Kicking the door in, the album opens with “The Center,” a track that blazes from a “Children of the Grave”-type riff, smooth vocals from singer Masha Marjieh, and a trippy, face-melting solo of psychedelic bliss at the 1:25 mark, all of which give the listener the feeling of setting forth on a rocket-fueled, acid-imbibed trip across the celestial heavens. Track three, “Slave and Master,” is big on groove with its mesmerizing bass line, crashing cymbals, and big hooks from Ms. Marjieh that sink in leading the listener across the valley of the mind. The liquid exercises of the bass fills played up and down the neck shift the chords fluidly giving the song even more funk and groove. “Child of Destiny” is the fifth track, one where 80s synth sounds lay the foundation on which chugging guitars, plodding bass, snappy drums, and soulfully sassy vocals are laid. The juxtaposition of creamy, staccato guitar against 80s synth makes for a memorable romp that soon delves into 1970s Prog territory led by the (black) light of the lava lamp. More infectious vocal hooks give a mystical feel atop heavy guitars that worship at the altar of Tony Iommi and Jimmy Page on the sixth track, “The Unknown.” The fuzzy bass underneath the hypnotic guitar riffs evoke classic Badmotorfinger-era Soundgarden, and the blending of the smooth female vocals and hard-edged Hammond organ confirms the song as an instant classic. The eighth track, “All the Love,” is a memorable affair bred from gorgeous vocals replete with ample soul and emotion, though this time in the form of a ballad.
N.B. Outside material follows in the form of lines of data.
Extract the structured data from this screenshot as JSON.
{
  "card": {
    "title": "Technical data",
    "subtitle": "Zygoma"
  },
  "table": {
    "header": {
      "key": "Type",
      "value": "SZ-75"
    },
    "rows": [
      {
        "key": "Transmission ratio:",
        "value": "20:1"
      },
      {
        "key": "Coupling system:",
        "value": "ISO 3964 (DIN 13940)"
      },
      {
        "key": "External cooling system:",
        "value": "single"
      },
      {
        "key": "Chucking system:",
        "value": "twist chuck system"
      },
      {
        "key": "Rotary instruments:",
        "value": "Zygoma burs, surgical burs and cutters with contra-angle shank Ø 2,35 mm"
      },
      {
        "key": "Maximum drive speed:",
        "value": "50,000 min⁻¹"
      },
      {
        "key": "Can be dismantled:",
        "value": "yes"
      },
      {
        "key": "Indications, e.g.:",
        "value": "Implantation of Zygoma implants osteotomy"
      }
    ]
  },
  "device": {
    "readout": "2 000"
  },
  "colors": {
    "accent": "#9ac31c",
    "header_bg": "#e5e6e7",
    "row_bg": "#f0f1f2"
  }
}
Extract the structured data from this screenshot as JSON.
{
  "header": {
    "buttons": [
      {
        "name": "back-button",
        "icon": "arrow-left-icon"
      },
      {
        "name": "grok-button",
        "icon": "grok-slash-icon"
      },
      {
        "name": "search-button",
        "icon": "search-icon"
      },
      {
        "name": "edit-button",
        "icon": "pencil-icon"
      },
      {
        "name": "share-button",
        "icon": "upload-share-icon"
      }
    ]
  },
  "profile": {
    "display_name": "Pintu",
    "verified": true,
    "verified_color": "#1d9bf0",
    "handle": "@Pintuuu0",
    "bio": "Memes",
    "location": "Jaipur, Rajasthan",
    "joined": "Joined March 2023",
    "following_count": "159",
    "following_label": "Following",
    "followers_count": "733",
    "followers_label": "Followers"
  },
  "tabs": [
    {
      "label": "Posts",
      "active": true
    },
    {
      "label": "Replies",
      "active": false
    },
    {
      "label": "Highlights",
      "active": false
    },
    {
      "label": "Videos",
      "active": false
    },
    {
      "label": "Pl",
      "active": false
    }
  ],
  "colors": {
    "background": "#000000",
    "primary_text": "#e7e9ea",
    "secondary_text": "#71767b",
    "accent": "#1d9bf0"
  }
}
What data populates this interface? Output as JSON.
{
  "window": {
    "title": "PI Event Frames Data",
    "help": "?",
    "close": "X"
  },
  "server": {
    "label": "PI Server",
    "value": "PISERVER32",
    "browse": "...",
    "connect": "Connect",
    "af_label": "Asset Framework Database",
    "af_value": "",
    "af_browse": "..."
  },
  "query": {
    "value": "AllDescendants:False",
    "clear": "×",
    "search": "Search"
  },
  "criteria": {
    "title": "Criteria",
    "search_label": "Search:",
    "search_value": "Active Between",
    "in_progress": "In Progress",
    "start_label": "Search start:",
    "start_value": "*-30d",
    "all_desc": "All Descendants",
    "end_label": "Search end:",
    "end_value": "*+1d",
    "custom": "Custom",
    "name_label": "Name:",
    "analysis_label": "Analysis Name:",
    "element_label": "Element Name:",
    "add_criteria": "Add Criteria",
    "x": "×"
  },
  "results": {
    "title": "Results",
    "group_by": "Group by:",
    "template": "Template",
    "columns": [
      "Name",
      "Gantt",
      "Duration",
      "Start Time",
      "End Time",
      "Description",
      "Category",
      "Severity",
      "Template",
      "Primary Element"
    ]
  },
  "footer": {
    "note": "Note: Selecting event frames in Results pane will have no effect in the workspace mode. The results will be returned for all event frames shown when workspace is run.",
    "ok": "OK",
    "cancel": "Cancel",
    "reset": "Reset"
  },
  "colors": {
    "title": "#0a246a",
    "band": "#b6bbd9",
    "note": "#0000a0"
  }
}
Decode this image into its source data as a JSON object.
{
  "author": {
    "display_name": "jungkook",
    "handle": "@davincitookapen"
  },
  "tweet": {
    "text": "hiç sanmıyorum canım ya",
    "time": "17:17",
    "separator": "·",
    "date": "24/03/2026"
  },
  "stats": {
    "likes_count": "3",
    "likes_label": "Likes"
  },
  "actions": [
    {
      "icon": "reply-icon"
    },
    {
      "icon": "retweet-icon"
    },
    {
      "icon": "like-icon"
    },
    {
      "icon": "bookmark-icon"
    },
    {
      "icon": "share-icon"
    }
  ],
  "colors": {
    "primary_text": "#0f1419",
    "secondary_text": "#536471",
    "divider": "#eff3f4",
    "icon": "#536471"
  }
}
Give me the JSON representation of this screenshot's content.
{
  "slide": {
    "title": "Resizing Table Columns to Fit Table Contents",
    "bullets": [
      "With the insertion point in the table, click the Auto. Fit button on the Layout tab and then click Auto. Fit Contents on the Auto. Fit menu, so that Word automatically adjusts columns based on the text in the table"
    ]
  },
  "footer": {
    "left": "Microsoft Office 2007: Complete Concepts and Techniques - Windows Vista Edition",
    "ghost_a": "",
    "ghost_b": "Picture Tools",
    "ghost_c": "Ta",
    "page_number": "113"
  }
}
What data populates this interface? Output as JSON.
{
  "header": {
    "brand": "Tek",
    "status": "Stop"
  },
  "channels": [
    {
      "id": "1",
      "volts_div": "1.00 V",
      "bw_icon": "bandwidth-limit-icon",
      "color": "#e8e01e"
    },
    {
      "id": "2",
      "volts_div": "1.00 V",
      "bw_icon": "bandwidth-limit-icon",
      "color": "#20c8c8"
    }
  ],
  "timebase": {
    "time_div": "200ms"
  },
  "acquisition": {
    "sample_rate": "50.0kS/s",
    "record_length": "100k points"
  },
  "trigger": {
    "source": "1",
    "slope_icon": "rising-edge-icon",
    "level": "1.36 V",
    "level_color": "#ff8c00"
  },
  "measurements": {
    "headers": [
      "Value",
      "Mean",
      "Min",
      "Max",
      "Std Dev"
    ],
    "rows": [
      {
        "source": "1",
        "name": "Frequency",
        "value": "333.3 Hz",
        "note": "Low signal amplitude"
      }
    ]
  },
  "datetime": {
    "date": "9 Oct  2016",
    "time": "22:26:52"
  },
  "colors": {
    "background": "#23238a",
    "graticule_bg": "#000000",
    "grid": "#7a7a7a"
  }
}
Pounding fuzzy bass and haunting leads characterize the middle section where the song gets heavy, matched by beefy keyboard synth sounds that act on the cerebral and truly pull the listener in.
Octopus are truly a force to be reckoned with. Instrumentally, the band benefits from a super-tight rhythm section made of solidly swinging drums and big classic Ampeg-driven bass. The guitars are a delicious combination of the meaty riffs of Iommi and Richie Blackmore with the resin-caked tones invoked from Kyuss-era Josh Homme. The keyboards in the way they lay down everything from classic Hammond organ tones to 70s and 80s synth sounds in the role of main melody and counter-melody added to the utterly infectious vocals set the band apart from other attempts at their ilk. Masha Marjieh is simply a sonic seamstress as evidenced across the ten tracks that span the album where at times her sound comes from the very well-spring of her heart and others are mired in tongue-in-cheek imagery. One would be hard-pressed to name a band that could compete with Octopus‘s brand of traditional Heavy Rock, a brand that is amazingly well-refined for this to be a debut. Perhaps the true test would be to see the band live, a wish only made more adamant by further listens to this stellar debut.